Liberals and libertarians can be a little hamstrung as parents by their assaults on paternalism.
1) Parental consent. If parents want to let their kids do something that is not illegal, well, I may not like, but I am not the parent. If parents do not consent to handing out BC pills because they already have a responsible method of talking issues out with their kids, I see no reason that the schools should be handing out BC pills OR condoms or non-teenagers.
2) I don't know what parental/kid pole dancing exercises look like. I understand that many women are getting poles installed in their homes. I am curious how you feel these poles should be discussed with their kids. Please help me out with that conversation. I suspect parental/kid pole dancing exercises are pretty tame. And unlike a jungle gym, they can be housed indoors and used throughout the year.

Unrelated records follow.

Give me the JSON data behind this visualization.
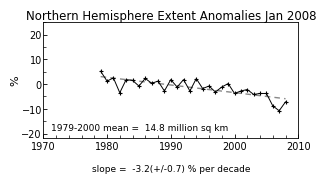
{
  "title": "Northern Hemisphere Extent Anomalies Jan 2008",
  "ylabel": "%",
  "xlim": [
    1970,
    2010
  ],
  "ylim": [
    -22,
    25
  ],
  "yticks": [
    -20,
    -10,
    0,
    10,
    20
  ],
  "xticks": [
    1970,
    1980,
    1990,
    2000,
    2010
  ],
  "annotation1": "1979-2000 mean =  14.8 million sq km",
  "annotation2": "slope =  -3.2(+/-0.7) % per decade",
  "years": [
    1979,
    1980,
    1981,
    1982,
    1983,
    1984,
    1985,
    1986,
    1987,
    1988,
    1989,
    1990,
    1991,
    1992,
    1993,
    1994,
    1995,
    1996,
    1997,
    1998,
    1999,
    2000,
    2001,
    2002,
    2003,
    2004,
    2005,
    2006,
    2007,
    2008
  ],
  "anomalies": [
    5.2,
    1.2,
    2.5,
    -3.5,
    1.8,
    1.5,
    -0.8,
    2.3,
    0.3,
    1.2,
    -2.8,
    1.8,
    -1.2,
    1.8,
    -2.8,
    2.2,
    -1.8,
    -0.8,
    -3.2,
    -1.2,
    0.2,
    -3.8,
    -2.8,
    -2.2,
    -4.2,
    -3.8,
    -3.8,
    -8.8,
    -10.8,
    -7.2
  ],
  "slope_start_year": 1979,
  "slope_end_year": 2008,
  "slope_pct_per_decade": -3.2,
  "line_color": "#000000",
  "trend_color": "#888888",
  "bg_color": "#ffffff",
  "font_size_title": 8.5,
  "font_size_ticks": 7,
  "font_size_annot": 6.5,
  "font_size_ylabel": 8
}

3) What is wrong with adults stripping? Why all the stripper hating going on? I thought we were all pro-sex feminists here and agreed that consenting adult behaviors were their own business.... I wish you folks would tag your comments so that we can tell with each one whether we are supposed to be pro-sex or anti-sex.
I am hopeful the school and society will just take over my kids since they won't consent to letting me be the parent and then they insist on doing things that I don't consent to.
Peg Bracken, unsung feminist heroine who wrote "The I Hate To Cook Book" and "The I Hate To Housekeep Book" died yesterday.
Ms. Bracken's books, however "camp" today, were major breakthroughs for the trapped housewives (like my mom) in the early 60's. They dared to say that housework and cooking (strangely enough, she didn't touch on child care, at least not that I know) need not be the be-all and end-all of a woman's existence. If you can find short-cuts to cleaning the carpet and making a tasty meal for your family, by all means do so! That frees up time for you to relax, socialize or maybe actually do something that YOU want to do! (And for a lot of ladies, that eventually meant "Get a job" and other pre-feminist acts of rebellion.)
In other words, there was a REASON for Ms. Bracken, Poppy Cannon, and other "can-opener cookery" advocates to rhapsodize about convenience foods and their place in the family's diet. Such recipes freed up the post-war wife to make use of her time elsewhere. However snobby we may feel about such an approach to eating today, we must give the Pegs of the world their "props" for contributing, however unwittingly, to the feminist movement of today.